Tag: Charitable Immunity Doctrine

ECCLESIASTICAL ABSTENTION JURISDICTION

Generally, in order for the separation clause of the First Amendment to have any real meaning, the Ecclesiastical Abstention Doctrine has to be a jurisdictional barrier to litigation and not just liability.  The real horror of litigation is the cost of litigation; liability may make the headlines, but the cost of litigation is a burden that might even be greater than the value of winning.

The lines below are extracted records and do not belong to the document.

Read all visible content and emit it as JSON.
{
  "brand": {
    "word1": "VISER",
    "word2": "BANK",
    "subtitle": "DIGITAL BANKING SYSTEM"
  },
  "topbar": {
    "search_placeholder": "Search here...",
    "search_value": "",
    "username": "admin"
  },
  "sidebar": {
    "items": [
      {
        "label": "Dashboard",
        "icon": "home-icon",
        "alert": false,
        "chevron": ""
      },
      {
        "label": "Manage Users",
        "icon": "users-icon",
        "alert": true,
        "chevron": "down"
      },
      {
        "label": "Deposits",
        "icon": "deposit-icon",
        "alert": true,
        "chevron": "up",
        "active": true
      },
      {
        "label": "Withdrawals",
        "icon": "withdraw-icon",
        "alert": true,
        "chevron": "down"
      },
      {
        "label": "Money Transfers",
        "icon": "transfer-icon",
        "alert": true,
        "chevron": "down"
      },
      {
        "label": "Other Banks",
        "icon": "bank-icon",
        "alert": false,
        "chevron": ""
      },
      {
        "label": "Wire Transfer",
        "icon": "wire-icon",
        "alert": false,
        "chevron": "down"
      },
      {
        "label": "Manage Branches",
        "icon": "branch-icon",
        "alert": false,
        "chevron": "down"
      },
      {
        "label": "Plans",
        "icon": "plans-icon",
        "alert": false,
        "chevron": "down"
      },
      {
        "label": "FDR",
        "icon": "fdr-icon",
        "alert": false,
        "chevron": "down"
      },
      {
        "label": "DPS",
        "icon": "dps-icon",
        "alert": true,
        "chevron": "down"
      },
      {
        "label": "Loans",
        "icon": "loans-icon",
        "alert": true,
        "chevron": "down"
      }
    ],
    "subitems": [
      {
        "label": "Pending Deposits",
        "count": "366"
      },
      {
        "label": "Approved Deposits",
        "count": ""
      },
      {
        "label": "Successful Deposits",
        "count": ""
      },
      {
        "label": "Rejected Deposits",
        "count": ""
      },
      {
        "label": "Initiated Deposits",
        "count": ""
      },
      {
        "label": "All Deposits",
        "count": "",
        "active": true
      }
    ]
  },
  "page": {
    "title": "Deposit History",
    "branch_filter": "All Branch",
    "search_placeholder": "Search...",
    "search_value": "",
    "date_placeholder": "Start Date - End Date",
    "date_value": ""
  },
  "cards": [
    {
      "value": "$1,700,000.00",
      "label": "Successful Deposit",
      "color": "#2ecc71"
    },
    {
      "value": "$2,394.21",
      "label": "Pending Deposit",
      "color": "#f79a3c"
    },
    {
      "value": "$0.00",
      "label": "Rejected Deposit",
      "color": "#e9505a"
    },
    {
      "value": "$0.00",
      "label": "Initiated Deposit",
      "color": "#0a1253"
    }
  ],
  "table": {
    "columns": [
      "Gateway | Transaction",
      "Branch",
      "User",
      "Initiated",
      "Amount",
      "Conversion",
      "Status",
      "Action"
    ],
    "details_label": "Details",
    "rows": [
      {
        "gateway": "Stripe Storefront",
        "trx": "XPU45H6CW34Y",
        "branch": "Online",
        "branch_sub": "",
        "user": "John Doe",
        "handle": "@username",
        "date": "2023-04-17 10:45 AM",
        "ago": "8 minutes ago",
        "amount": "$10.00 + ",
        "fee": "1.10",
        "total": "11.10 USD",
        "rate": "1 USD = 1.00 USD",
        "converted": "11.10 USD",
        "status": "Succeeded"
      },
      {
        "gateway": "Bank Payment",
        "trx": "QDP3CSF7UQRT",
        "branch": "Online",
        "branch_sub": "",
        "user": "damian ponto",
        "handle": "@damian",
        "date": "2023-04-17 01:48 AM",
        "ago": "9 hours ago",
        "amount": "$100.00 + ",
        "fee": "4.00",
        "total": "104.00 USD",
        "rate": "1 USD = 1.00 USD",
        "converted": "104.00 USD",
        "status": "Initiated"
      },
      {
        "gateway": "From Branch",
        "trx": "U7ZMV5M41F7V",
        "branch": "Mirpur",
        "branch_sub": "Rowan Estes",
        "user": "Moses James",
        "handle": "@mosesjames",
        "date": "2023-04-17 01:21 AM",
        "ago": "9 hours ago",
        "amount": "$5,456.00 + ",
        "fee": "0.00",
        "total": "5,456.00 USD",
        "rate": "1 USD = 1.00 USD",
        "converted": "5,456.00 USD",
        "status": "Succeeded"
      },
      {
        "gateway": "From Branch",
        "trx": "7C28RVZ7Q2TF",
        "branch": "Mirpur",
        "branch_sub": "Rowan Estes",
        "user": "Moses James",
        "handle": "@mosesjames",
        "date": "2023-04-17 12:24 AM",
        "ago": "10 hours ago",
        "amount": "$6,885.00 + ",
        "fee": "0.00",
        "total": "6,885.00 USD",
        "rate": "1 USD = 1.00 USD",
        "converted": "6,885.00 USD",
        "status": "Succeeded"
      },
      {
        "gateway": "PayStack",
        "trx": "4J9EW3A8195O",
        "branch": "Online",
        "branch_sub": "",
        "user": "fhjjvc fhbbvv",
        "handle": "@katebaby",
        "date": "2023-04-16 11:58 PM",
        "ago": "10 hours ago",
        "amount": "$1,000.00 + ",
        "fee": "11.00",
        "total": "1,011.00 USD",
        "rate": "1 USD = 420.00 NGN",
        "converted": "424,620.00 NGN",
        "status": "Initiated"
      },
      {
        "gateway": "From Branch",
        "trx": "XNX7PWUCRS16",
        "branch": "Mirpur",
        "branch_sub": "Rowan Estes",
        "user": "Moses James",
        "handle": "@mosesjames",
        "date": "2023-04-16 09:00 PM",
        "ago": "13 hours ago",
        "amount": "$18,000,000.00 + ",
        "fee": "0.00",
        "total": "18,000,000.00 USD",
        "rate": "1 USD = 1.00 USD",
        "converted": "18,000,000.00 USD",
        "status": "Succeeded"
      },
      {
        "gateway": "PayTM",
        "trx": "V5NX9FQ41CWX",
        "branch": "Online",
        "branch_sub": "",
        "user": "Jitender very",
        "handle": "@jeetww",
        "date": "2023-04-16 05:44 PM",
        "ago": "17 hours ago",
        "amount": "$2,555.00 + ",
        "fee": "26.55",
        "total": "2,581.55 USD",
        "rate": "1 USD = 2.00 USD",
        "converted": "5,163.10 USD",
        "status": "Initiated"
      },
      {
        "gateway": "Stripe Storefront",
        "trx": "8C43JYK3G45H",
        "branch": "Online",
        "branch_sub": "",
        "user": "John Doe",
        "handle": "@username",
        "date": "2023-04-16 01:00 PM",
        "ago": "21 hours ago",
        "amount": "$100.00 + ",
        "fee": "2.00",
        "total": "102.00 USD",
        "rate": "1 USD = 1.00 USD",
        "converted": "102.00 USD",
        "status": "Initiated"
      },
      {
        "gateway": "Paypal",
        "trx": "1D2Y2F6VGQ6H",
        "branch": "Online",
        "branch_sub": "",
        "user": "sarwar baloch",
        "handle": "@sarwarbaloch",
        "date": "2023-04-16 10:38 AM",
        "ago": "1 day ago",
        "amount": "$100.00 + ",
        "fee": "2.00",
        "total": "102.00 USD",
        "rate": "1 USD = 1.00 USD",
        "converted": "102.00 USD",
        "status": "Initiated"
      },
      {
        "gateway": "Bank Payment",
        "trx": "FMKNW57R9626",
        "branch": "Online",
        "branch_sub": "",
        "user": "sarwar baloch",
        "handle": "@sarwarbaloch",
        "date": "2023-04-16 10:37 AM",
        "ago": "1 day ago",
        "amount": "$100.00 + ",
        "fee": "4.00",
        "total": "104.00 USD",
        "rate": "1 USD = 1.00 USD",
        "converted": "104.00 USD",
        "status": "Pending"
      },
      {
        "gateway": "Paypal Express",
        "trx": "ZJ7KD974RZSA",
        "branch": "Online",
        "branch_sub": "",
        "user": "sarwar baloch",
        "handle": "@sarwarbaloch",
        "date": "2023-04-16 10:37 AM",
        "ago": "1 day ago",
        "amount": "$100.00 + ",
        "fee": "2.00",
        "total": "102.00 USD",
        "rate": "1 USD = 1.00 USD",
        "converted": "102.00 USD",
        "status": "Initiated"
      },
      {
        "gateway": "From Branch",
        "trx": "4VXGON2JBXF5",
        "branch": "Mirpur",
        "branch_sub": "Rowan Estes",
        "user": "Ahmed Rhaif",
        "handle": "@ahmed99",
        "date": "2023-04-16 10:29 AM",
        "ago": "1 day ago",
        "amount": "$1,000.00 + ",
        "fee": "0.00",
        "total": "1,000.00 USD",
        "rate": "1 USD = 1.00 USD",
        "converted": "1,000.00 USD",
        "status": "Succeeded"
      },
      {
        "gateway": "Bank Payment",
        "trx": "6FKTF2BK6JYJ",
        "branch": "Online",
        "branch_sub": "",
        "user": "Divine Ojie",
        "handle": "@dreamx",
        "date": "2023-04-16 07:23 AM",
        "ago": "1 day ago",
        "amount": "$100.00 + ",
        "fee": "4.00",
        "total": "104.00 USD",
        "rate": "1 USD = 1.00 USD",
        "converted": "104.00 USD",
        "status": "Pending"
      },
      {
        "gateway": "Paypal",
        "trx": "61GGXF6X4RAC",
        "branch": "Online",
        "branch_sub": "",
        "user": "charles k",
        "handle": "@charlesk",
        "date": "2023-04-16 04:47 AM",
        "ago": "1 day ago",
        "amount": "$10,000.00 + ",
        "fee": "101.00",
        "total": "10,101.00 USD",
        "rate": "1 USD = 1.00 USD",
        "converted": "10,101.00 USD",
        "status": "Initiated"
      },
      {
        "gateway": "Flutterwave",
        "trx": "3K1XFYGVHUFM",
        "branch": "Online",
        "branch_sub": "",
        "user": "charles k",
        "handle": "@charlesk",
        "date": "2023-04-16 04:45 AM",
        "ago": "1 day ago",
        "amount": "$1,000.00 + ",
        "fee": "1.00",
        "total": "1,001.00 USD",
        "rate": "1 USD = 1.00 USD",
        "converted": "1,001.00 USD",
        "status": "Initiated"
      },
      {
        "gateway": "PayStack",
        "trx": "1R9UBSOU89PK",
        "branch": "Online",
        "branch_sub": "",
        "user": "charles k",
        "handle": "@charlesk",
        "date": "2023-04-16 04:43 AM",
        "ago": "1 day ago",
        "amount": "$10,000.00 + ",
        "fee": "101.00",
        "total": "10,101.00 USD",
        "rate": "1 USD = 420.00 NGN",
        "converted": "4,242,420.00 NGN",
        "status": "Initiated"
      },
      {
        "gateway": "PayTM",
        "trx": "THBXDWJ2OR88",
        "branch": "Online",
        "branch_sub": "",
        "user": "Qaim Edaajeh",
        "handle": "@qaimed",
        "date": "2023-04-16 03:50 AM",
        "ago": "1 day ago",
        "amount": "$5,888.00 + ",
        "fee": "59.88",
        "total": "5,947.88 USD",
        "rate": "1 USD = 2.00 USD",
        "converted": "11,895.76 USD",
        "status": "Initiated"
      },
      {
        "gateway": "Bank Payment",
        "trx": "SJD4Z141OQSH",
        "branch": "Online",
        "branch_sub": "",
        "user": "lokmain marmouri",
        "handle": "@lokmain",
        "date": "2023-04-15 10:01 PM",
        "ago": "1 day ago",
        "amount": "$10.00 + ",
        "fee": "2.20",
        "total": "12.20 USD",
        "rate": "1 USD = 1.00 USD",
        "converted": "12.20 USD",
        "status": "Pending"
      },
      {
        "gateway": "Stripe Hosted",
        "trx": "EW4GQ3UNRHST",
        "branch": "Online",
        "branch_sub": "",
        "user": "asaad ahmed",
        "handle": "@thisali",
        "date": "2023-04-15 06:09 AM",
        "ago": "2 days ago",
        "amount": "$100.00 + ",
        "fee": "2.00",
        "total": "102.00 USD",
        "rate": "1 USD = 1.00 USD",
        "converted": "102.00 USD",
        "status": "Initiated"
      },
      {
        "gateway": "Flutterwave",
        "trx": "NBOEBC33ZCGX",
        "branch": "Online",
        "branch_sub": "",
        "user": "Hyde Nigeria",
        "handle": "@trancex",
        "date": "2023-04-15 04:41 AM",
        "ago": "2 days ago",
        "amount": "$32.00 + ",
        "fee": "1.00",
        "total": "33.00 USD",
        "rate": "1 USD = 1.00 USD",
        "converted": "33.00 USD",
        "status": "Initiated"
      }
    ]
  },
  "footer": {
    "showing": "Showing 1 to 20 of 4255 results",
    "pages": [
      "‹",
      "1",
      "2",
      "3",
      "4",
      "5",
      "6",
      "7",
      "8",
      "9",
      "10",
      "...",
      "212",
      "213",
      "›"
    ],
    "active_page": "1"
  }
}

In Doe v Roman Catholic Bishop of Springfield, Slip Op. (Mass. 2022), the Plaintiff alleged being a victim of sexual misconduct perpetrated by certain church leaders in the 1960s but only being able to remember it forty years later when the stories of other victims appeared in the news media.  The Plaintiff sought to report the assault in 2014.  A church sponsored investigation at first treated the Plaintiff’s complaint as not credible.  The church did not report the matter to law enforcement until 2018.  The news media in 2018 reported that the church review did not confirm the Plaintiff’s allegation.  A second review commissioned by the church later lifted it to “compelling and credible.”  The church in 2020 apologized both for the alleged rape of Plaintiff and the “chronic mishandling” of the Plaintiff’s allegation since 2014.  The Massachusetts appellate court held the common law charitable immunity doctrine, abolished by the state legislature in 1971, nevertheless applied to the allegations of sexual assault in the 1960s.  The charitable immunity doctrine was founded on the premise that funds received by a church or charity did so as a public trust and had the duty to assure the funds were spent on the mission, and not on cost of litigation or liability.  Thus, those counts were immediately dismissed.  The mishandling of the complaint of the Plaintiff in 2014 remained actionable because the conduct complained of occurred after the charitable immunity doctrine was abolished.  The Ecclesiastical Abstention Doctrine was held not to be a jurisdictional bar to litigation, even if it was or might be a bar to liability.

Treating the Ecclesiastical Abstention Doctrine like an affirmative defense, rather than a bar to jurisdiction as in the case reported, means while liability may someday be limited or eliminated, the cost of litigation will continue until there is a final decision by summary judgment or trial.  Discovery could be limited in such cases to jurisdictional facts which might blunt the impact.  While it would seem that the Ecclesiastical Abstention Doctrine’s applicability, because it is an effort by courts to obey the separation clause of the First Amendment, should be handled at the outset to tame the hungry lion of the cost of litigation, some courts will not reach that conclusion in the absence of specific legislative intervention.